3.1 LLM Data Privacy & Efficiency Concept

"Send the schema, not the data": LLMs have context limits and bill by tokens. DataSense never sends entire massive CSVs to the LLM. Instead, it computes statistical summaries (column names, types, value ranges) locally in Python using Pandas, and only sends that condensed metadata pattern to Gemini for reasoning.

3.2 Dynamic Component Rendering strategy

The frontend avoids hardcoded visualizations by using an abstraction: ChartConfig.

type ChartConfig = {
  type: string;
  x_key?: string;
  y_keys?: string[];
  // ...
}

Recharts wrappers dynamically inspect config.type to decide whether to mount a <BarChart>, <PieChart>, or <ScatterChart>, passing it the appropriate variables. This creates a highly extensible system where adding a new chart type only requires adding a case to the switch statement.

3.3 State Management Decoupling

To enable Chat-to-Dashboard communication without complex global state (like Redux), DataSense hoists the chartRequest state to the root App.tsx:

  • Chat.tsx triggers handleChartRequested(type) and passes it up.
  • App.tsx updates chartRequest: { type: string, ts: number }.
  • Dashboard.tsx accepts chartRequest as a prop and uses useEffect to intercept the timestamp change and generate the new chart configuration algorithmically.
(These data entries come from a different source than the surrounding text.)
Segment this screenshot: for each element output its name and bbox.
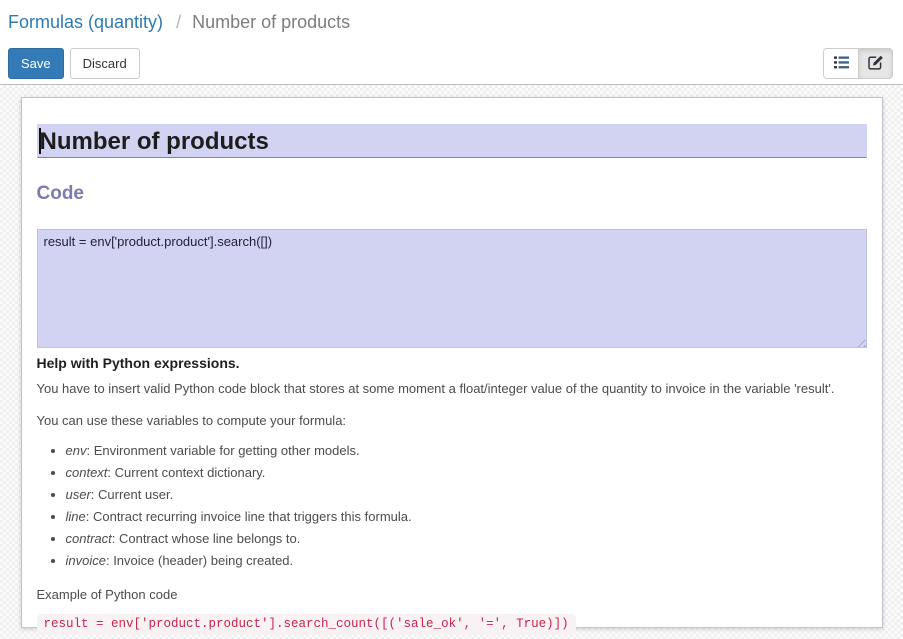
example-label: Example of Python code [37, 586, 867, 603]
variable-name: user [66, 487, 91, 502]
variables-intro-text: You can use these variables to compute y… [37, 412, 867, 429]
form-sheet: Number of products Code result = env['pr… [21, 97, 883, 628]
list-item: line: Contract recurring invoice line th… [66, 508, 867, 525]
variable-description: : Current user. [91, 487, 173, 502]
variable-name: line [66, 509, 86, 524]
breadcrumb-current: Number of products [192, 12, 350, 32]
list-item: contract: Contract whose line belongs to… [66, 530, 867, 547]
list-view-button[interactable] [824, 49, 858, 78]
list-item: env: Environment variable for getting ot… [66, 442, 867, 459]
view-switcher [823, 48, 893, 79]
edit-icon [868, 55, 884, 73]
breadcrumb-separator: / [176, 12, 181, 32]
variable-description: : Invoice (header) being created. [106, 553, 293, 568]
breadcrumb: Formulas (quantity) / Number of products [8, 10, 895, 34]
variables-list: env: Environment variable for getting ot… [37, 442, 867, 569]
code-field-wrapper: result = env['product.product'].search([… [37, 229, 867, 348]
list-item: invoice: Invoice (header) being created. [66, 552, 867, 569]
list-item: context: Current context dictionary. [66, 464, 867, 481]
save-button[interactable]: Save [8, 48, 64, 79]
example-code: result = env['product.product'].search_c… [37, 614, 576, 635]
variable-description: : Contract recurring invoice line that t… [86, 509, 412, 524]
control-panel: Formulas (quantity) / Number of products… [0, 0, 903, 85]
code-input[interactable]: result = env['product.product'].search([… [37, 229, 867, 348]
title-input[interactable]: Number of products [37, 124, 867, 158]
variable-description: : Environment variable for getting other… [86, 443, 359, 458]
variable-description: : Contract whose line belongs to. [112, 531, 301, 546]
breadcrumb-parent-link[interactable]: Formulas (quantity) [8, 12, 163, 32]
variable-name: context [66, 465, 108, 480]
variable-name: invoice [66, 553, 106, 568]
sheet-background: Number of products Code result = env['pr… [0, 85, 903, 639]
code-section-heading: Code [37, 183, 867, 205]
form-view-button[interactable] [858, 49, 892, 78]
list-item: user: Current user. [66, 486, 867, 503]
variable-name: env [66, 443, 87, 458]
toolbar: Save Discard [8, 48, 895, 79]
title-value: Number of products [40, 128, 269, 155]
discard-button[interactable]: Discard [70, 48, 140, 79]
help-section: Help with Python expressions. You have t… [37, 355, 867, 635]
list-icon [834, 56, 849, 72]
variable-name: contract [66, 531, 112, 546]
help-intro-text: You have to insert valid Python code blo… [37, 380, 867, 397]
help-heading: Help with Python expressions. [37, 355, 867, 372]
variable-description: : Current context dictionary. [107, 465, 265, 480]
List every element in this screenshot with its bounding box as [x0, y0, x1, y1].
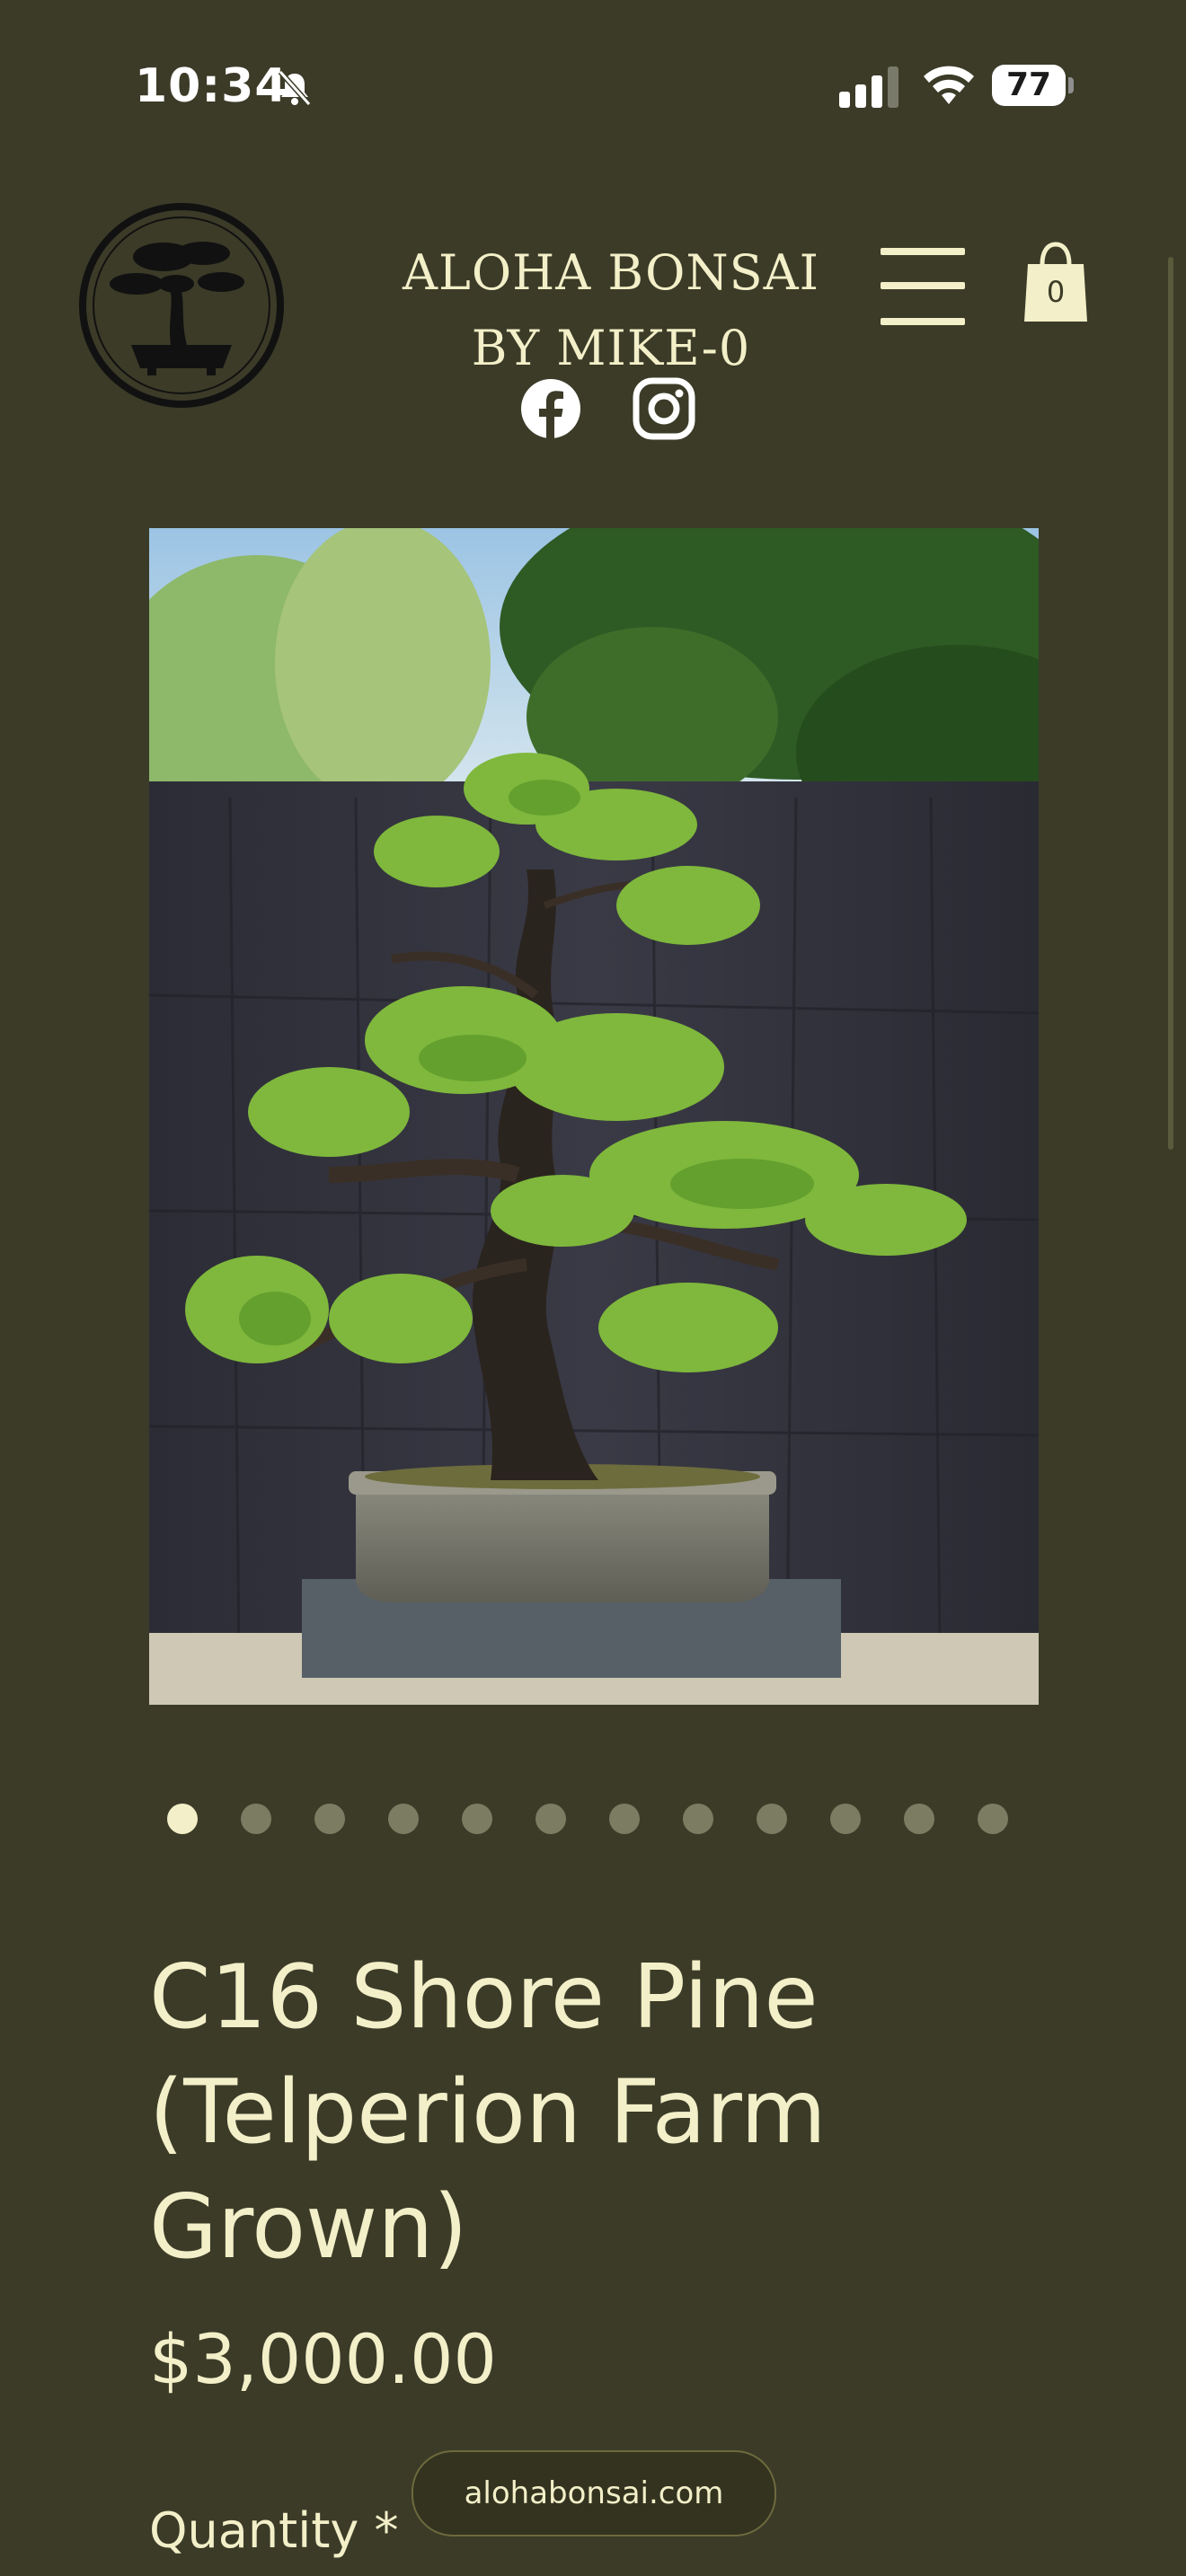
- logo-bonsai[interactable]: [77, 201, 286, 410]
- battery-level: 77: [1005, 66, 1052, 103]
- gallery-dot[interactable]: [535, 1804, 566, 1834]
- gallery-dot[interactable]: [830, 1804, 861, 1834]
- gallery-dot[interactable]: [757, 1804, 787, 1834]
- gallery-dot[interactable]: [314, 1804, 345, 1834]
- product-image[interactable]: [149, 528, 1039, 1705]
- facebook-icon[interactable]: [519, 377, 582, 440]
- signal-icon: [839, 66, 898, 108]
- brand-line-2: BY MIKE-0: [471, 320, 751, 376]
- battery-icon: 77: [992, 65, 1075, 110]
- bonsai-photo: [149, 528, 1039, 1705]
- gallery-dot[interactable]: [388, 1804, 419, 1834]
- gallery-dot[interactable]: [978, 1804, 1008, 1834]
- gallery-dot[interactable]: [167, 1804, 198, 1834]
- product-price: $3,000.00: [149, 2319, 497, 2399]
- status-bar: 10:34 77: [0, 0, 1186, 171]
- gallery-dot[interactable]: [462, 1804, 492, 1834]
- gallery-dot[interactable]: [904, 1804, 934, 1834]
- cart-button[interactable]: 0: [1022, 239, 1089, 323]
- cart-count: 0: [1046, 275, 1066, 309]
- quantity-label: Quantity *: [149, 2502, 399, 2559]
- gallery-dot[interactable]: [241, 1804, 271, 1834]
- browser-domain-pill[interactable]: alohabonsai.com: [412, 2450, 776, 2536]
- brand-line-1: ALOHA BONSAI: [403, 244, 819, 301]
- gallery-dot[interactable]: [683, 1804, 713, 1834]
- instagram-icon[interactable]: [633, 377, 695, 440]
- status-time: 10:34: [135, 59, 288, 113]
- product-title: C16 Shore Pine (Telperion Farm Grown): [149, 1946, 827, 2279]
- gallery-dot[interactable]: [609, 1804, 640, 1834]
- brand-name[interactable]: ALOHA BONSAI BY MIKE-0: [377, 235, 845, 386]
- wifi-icon: [924, 66, 974, 104]
- scrollbar[interactable]: [1168, 257, 1173, 1150]
- hamburger-menu-icon[interactable]: [881, 248, 965, 329]
- bell-muted-icon: [278, 70, 312, 106]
3.4 Modern Light Theme Aesthetic

The UI was explicitly engineered using Tailwind CSS to diverge from standard enterprise boilerplate:

  • Glassmorphism: Utilizing backdrop-blur-md and semi-transparent white backgrounds (bg-white/80) to create depth against a gradient backdrop.
  • Warm Color Palette: Moving away from sterile blues/purples toward an engaging warm palette (Orange 500, Yellow 500 gradients).
  • Graceful Error States: SVG-based fallback screens (like the Knowledge Graph processor handling empty relational data gracefully without crashing ReactFlow) ensures robustness.